The DSA approach strives to work smarter, not harder. It is deployed in two phases: An initial “Lightning Indexer” search, which performs a high-level scan of the tokens in its training data to identify the small subset that may be most relevant to a particular query. It then drills down into that subset with all its computational power to find what it’s looking for. Instead of starting with a huge stack of books, you can now go to a well-organized library, go to the relevant section, and make a much less stressful and lengthy search to find the paragraph you are looking for.
The company then aimed to solve the latter issue of training by building “expert” models to test and refine V3.2’s capabilities in writing, general question-answering, mathematics, programming, logical reasoning, agentic tasks, agentic coding, and agentic search. They are like tutors who are tasked with transforming the model from a generalist to a multi-expert.
boundaries
According to the research paper, DeepSeek v3.2 “effectively bridges the gap between computational efficiency and advanced reasoning capabilities” through open-source AI and “opens up new possibilities for robust and generalizable AI agents”.

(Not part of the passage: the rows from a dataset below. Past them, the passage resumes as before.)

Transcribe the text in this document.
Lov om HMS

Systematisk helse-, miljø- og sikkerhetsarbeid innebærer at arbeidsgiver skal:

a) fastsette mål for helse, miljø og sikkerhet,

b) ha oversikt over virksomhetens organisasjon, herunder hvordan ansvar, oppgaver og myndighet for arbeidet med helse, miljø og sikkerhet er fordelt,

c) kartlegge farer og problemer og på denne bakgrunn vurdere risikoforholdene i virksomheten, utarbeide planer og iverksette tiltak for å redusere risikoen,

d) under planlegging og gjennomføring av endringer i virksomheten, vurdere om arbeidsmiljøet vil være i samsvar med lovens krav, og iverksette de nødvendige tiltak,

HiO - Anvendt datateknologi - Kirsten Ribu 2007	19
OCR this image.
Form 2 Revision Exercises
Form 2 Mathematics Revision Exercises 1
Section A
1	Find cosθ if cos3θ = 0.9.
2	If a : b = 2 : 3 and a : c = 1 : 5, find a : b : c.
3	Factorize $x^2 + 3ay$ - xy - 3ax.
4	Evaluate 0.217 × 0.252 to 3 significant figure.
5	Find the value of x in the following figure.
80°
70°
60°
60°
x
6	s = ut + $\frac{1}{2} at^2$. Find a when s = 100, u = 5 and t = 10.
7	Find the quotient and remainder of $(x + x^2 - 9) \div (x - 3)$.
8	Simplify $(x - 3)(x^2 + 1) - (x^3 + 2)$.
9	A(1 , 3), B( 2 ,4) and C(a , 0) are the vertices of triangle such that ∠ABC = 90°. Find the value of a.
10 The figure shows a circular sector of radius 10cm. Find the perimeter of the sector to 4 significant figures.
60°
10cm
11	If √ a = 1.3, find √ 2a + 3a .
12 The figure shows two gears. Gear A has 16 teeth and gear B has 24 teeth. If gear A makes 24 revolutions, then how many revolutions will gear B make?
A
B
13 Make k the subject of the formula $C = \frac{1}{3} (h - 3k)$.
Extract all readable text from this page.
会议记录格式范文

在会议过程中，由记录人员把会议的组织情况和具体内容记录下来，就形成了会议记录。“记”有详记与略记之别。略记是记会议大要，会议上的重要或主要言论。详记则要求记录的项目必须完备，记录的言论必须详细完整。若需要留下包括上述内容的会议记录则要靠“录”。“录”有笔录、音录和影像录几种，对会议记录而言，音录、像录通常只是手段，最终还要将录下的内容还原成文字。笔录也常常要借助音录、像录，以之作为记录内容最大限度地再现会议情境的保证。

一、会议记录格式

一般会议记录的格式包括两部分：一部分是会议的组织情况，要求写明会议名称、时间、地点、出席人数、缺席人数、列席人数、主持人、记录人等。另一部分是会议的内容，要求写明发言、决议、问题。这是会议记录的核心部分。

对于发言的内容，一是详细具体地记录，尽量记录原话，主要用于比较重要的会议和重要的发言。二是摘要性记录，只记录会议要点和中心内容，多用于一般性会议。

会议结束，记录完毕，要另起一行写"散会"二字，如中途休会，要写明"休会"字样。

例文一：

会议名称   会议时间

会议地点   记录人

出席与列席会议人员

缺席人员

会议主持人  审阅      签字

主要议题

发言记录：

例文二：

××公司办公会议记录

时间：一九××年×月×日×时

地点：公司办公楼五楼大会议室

Also: Stop saying AI hallucinates – it doesn’t. And mischaracterization is dangerous
However, there are some caveats. For one thing, the new model’s “world knowledge” – the breadth of practical understanding about the real world that can be inferred from the collection of training data – is much more limited than that of leading proprietary models. It also requires more tokens to generate outputs that match the quality of marginal ownership models, and it struggles with more complex tasks. DeepSeek says it plans to continue bridging the divide between its own open-source model and its proprietary counterparts by increasing the computation during pretraining and refining its “post-training recipe.”
However, despite these limitations, the fact that a company – and a company based in China – has created an open-source model that can compete with the reasoning capabilities of some of the most advanced proprietary models currently on the market is a huge deal. This reiterates the growing evidence that the “performance gap” between open-source and closed-source models is not a fixed and unresolved fact, but rather a technical discrepancy that can be bridged through creative approaches to pretraining, attention, and posttraining.
Even more importantly, its built-in load is almost free for developers and building on that could undermine the basic sales pitch that has so far been deployed by developers leading the industry’s closed-source model: It’s worth paying to access these tools, because they’re the best on the market. If open-source models eclipse proprietary models, it won’t make sense for most people to continue paying for the latter.